Remove the zest from each of the four limes. Cut the limes in half and juice, which should allow for approximately 1/2 cup of lime juice.

Take the zest and place in a food processor with e sugar. Mince together for 3 minutes.

In another bowl, cream together the butter and zested sugar. Add the eggs one at a time, whisking together well until adding the next egg. Then whisk in the lime juice and the salt.

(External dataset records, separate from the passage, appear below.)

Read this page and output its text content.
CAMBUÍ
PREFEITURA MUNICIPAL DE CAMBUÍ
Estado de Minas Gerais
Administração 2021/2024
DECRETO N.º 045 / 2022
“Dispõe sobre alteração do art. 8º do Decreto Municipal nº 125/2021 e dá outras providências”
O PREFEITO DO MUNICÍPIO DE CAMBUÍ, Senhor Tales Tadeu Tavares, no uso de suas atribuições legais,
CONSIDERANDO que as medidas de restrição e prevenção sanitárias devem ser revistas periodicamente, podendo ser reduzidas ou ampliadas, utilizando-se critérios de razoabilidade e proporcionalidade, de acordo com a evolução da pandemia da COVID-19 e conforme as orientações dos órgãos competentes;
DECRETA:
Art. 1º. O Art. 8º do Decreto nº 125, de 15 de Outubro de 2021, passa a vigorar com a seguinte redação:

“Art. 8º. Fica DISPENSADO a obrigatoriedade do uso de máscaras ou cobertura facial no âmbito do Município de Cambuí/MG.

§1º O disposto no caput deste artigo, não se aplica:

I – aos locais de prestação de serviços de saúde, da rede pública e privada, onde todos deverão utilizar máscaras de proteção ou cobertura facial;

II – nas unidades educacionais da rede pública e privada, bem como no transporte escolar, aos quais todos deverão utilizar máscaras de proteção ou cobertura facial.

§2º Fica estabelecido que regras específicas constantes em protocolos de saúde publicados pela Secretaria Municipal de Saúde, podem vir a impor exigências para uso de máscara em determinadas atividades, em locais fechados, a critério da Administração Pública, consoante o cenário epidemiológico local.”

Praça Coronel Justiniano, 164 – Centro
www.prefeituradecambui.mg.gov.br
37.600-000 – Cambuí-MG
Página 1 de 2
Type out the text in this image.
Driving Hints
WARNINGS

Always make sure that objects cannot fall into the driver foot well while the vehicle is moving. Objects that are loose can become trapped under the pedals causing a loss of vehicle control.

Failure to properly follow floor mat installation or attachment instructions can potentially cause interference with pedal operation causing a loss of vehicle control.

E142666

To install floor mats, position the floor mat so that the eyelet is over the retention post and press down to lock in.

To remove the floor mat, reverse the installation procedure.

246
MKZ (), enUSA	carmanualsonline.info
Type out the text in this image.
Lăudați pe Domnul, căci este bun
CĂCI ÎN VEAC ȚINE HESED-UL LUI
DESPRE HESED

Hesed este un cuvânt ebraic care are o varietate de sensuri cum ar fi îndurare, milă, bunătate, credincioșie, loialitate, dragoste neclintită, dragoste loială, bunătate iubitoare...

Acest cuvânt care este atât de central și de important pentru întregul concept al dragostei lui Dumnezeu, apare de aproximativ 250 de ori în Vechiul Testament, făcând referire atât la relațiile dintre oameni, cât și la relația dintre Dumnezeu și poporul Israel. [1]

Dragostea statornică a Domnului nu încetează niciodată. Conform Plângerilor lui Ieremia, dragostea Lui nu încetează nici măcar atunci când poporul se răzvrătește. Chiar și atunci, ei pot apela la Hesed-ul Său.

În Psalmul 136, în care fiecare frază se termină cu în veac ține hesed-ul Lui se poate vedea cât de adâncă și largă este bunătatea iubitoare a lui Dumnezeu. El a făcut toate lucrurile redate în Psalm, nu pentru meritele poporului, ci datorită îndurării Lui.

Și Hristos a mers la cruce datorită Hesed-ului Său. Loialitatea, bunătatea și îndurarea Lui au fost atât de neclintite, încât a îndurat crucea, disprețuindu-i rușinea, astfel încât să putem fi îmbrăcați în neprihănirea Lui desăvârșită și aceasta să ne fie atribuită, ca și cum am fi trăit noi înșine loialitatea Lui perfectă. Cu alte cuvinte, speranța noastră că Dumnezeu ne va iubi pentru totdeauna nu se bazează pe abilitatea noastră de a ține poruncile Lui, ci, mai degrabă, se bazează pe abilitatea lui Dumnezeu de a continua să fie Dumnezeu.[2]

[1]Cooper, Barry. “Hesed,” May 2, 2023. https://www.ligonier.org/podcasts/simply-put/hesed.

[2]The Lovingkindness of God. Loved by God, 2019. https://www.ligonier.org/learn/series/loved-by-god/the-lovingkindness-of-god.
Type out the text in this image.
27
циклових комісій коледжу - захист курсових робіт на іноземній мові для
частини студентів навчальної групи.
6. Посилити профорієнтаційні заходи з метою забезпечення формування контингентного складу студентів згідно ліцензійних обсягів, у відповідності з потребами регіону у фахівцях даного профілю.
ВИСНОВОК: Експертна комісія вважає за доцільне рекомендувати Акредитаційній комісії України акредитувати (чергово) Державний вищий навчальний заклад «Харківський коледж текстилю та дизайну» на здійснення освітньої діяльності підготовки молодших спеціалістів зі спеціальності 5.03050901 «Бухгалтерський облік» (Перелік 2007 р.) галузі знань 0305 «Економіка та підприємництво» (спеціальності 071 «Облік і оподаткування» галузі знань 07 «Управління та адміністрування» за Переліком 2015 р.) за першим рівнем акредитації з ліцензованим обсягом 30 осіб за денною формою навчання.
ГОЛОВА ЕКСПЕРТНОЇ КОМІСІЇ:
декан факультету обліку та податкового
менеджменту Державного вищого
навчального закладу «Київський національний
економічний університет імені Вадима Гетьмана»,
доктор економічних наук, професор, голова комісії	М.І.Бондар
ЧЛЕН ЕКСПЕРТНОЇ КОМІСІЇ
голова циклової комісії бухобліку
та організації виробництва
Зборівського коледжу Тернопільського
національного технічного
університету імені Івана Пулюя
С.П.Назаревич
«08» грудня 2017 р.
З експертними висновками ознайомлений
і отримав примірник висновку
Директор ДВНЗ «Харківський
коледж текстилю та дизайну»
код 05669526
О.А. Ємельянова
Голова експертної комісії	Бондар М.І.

Place the lime filling in a 2 quart sauce pan. Set heat to medium. Stir continually until the filling thickens. This will happen when the filling reaches 175 degrees F. Using a thermometer for this is far more efficient than any set period of time. It should be thick enough that you can drag a spatula across the bottom and it takes a second or so for the filling to fall in behind.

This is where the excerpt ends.